It must be at least fifteen or twenty years ago when I first heard the term ‘under-recovery’. Until then we had labelled chronic, repetitive microtrauma injuries as ‘over-use’ injuries. Believing that the tissues were damaged due to repeated, frequent overloading.
Under-recovery suggested that the loading may have been quite appropriate, provided the tissue (tendon, fascia, muscle, bone, sheath, etc) had sufficient time since the last loading cycle to recover.
The ability to absorb more loading was reframed from one of being too hard on the body, to instead being too impatient and not allowing the normal cycle of post-training stress recovery reach completion.
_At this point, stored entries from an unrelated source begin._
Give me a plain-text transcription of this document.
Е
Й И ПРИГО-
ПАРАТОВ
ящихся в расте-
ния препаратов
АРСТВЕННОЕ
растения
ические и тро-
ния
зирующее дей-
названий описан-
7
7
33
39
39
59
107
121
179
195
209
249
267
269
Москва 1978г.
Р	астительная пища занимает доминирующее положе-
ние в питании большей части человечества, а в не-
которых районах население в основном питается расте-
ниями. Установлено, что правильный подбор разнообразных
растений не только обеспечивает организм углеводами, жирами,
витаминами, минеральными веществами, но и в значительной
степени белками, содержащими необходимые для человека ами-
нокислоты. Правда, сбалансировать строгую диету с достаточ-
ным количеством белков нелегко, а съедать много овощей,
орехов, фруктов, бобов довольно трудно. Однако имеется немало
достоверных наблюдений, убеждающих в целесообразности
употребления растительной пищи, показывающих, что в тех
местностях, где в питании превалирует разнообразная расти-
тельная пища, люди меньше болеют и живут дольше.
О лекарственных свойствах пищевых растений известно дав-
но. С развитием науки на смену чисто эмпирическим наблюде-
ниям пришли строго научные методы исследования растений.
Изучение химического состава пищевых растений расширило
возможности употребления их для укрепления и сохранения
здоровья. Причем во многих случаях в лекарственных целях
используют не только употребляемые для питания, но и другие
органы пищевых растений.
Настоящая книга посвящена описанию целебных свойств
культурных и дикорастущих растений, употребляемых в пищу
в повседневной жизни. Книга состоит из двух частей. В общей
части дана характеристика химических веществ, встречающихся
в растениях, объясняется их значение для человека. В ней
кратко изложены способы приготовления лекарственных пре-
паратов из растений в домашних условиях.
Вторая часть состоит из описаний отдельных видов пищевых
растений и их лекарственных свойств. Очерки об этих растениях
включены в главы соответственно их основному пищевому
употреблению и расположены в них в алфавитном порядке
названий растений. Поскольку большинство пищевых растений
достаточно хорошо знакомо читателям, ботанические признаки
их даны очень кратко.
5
So we started managing the recovery cycle with the same diligence and vigilance as we did the work cycle of training. Not only did we reduce the injury stress, but it turns out the level of performance would often go up as well. Whether this was due to the change of cycles directly or due to the longer period of training possible because it was not being interrupted by injury is difficult to say, and possibly irrelevant.
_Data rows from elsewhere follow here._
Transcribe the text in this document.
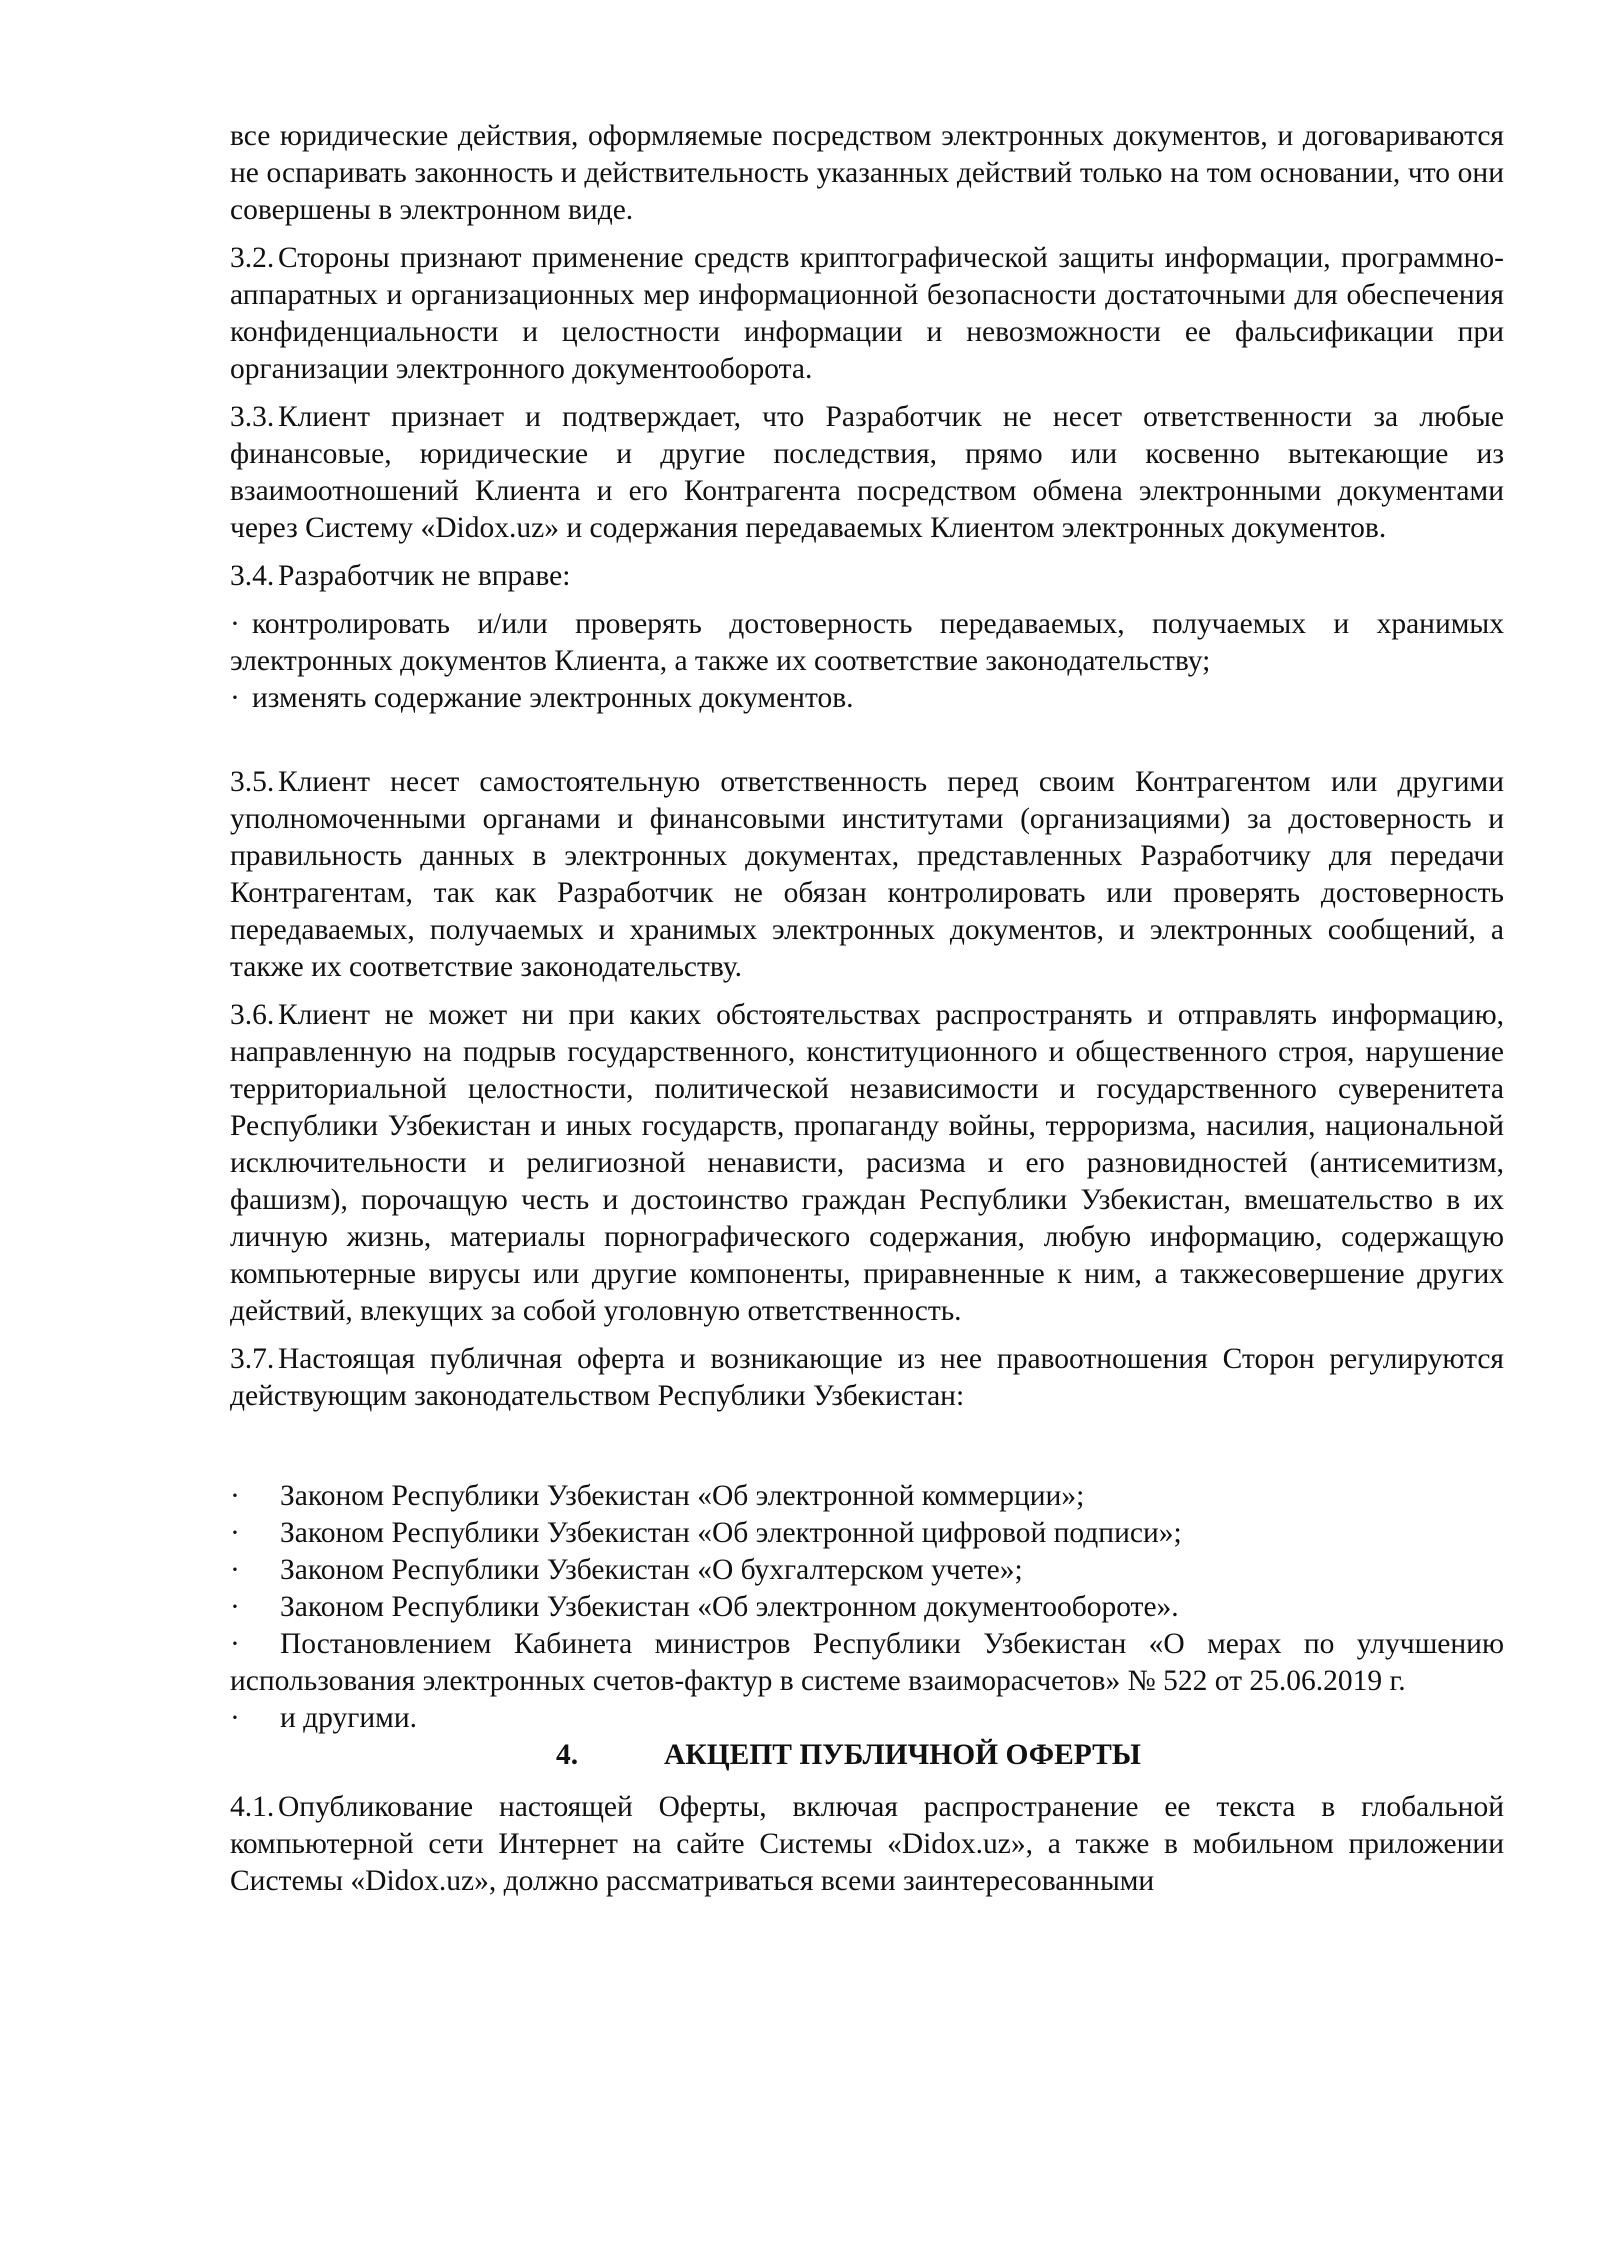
все юридические действия, оформляемые посредством электронных документов, и договариваются не оспаривать законность и действительность указанных действий только на том основании, что они совершены в электронном виде.

3.2. Стороны признают применение средств криптографической защиты информации, программно-аппаратных и организационных мер информационной безопасности достаточными для обеспечения конфиденциальности и целостности информации и невозможности ее фальсификации при организации электронного документооборота.

3.3. Клиент признает и подтверждает, что Разработчик не несет ответственности за любые финансовые, юридические и другие последствия, прямо или косвенно вытекающие из взаимоотношений Клиента и его Контрагента посредством обмена электронными документами через Систему «Didox.uz» и содержания передаваемых Клиентом электронных документов.

3.4. Разработчик не вправе:

· контролировать и/или проверять достоверность передаваемых, получаемых и хранимых электронных документов Клиента, а также их соответствие законодательству;

· изменять содержание электронных документов.

3.5. Клиент несет самостоятельную ответственность перед своим Контрагентом или другими уполномоченными органами и финансовыми институтами (организациями) за достоверность и правильность данных в электронных документах, представленных Разработчику для передачи Контрагентам, так как Разработчик не обязан контролировать или проверять достоверность передаваемых, получаемых и хранимых электронных документов, и электронных сообщений, а также их соответствие законодательству.

3.6. Клиент не может ни при каких обстоятельствах распространять и отправлять информацию, направленную на подрыв государственного, конституционного и общественного строя, нарушение территориальной целостности, политической независимости и государственного суверенитета Республики Узбекистан и иных государств, пропаганду войны, терроризма, насилия, национальной исключительности и религиозной ненависти, расизма и его разновидностей (антисемитизм, фашизм), порочащую честь и достоинство граждан Республики Узбекистан, вмешательство в их личную жизнь, материалы порнографического содержания, любую информацию, содержащую компьютерные вирусы или другие компоненты, приравненные к ним, а такжесовершение других действий, влекущих за собой уголовную ответственность.

3.7. Настоящая публичная оферта и возникающие из нее правоотношения Сторон регулируются действующим законодательством Республики Узбекистан:

· Законом Республики Узбекистан «Об электронной коммерции»;

· Законом Республики Узбекистан «Об электронной цифровой подписи»;

· Законом Республики Узбекистан «О бухгалтерском учете»;

· Законом Республики Узбекистан «Об электронном документообороте».

· Постановлением Кабинета министров Республики Узбекистан «О мерах по улучшению использования электронных счетов-фактур в системе взаиморасчетов» № 522 от 25.06.2019 г.

· и другими.

4.	АКЦЕПТ ПУБЛИЧНОЙ ОФЕРТЫ

4.1. Опубликование настоящей Оферты, включая распространение ее текста в глобальной компьютерной сети Интернет на сайте Системы «Didox.uz», а также в мобильном приложении Системы «Didox.uz», должно рассматриваться всеми заинтересованными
However this was a short won victory for common sense. Once the coaches realised sports science could improve the quality of the recovery cycle they increased the frequency and intensity of the loading cycles to maximise training adaptations. Active recovery strategies led to increased loading cycles and the injury and burn-out complications reasserted themselves.
I find the same thing happens in a busy life of work, family, recreation and chores. When I raise the efficiency of managing my tasks I then see gaps into which I can add more tasks…
So, how are YOU doing? How is your RESILIENCE?
Resilience: the current buzzword in business training and life management is RESILIENCE. It is not new, just a rebadging of the ability to bounce back, to roll with the punches to pull yourself up by the boot-straps, and other meaningless babble.
But actually it is not so much overload as it is under-recovery in terms of not quite regaining your equilibrium between the challenges that life will inevitably throw your way.
Each of us will handle this in their own way. Maybe not a rational or appropriate way, but the way we have always used (habit) probably learned when our minds were most plastic (childhood and adolescence).
Recognising your resilience is compromised is the first stage of avoiding burnout, depression, anxiety or other such failures of your coping mechanisms. Taking action and seeking assistance is the next step. Action and time to allow your recovery cycle to prepare you to step back into life’s fray.
Looking on from outside, you may not fully appreciate the range or depth of others’ overloading and risk judging them harshly for what you perceive as failings. Really, really try not to do that. It is not helpful for either of you. Ask how you might help (not fix, just help) them share the load. And if you are part of the problem, get out of the way without taking it personally (tough ask).
Finally, keep an eye on each other – your loved ones, your family, your team mates and employees. Your professional colleagues, teachers, students and most importantly yourself. Be mindful of how others are coping and dealing with their loads before you dump some of yours.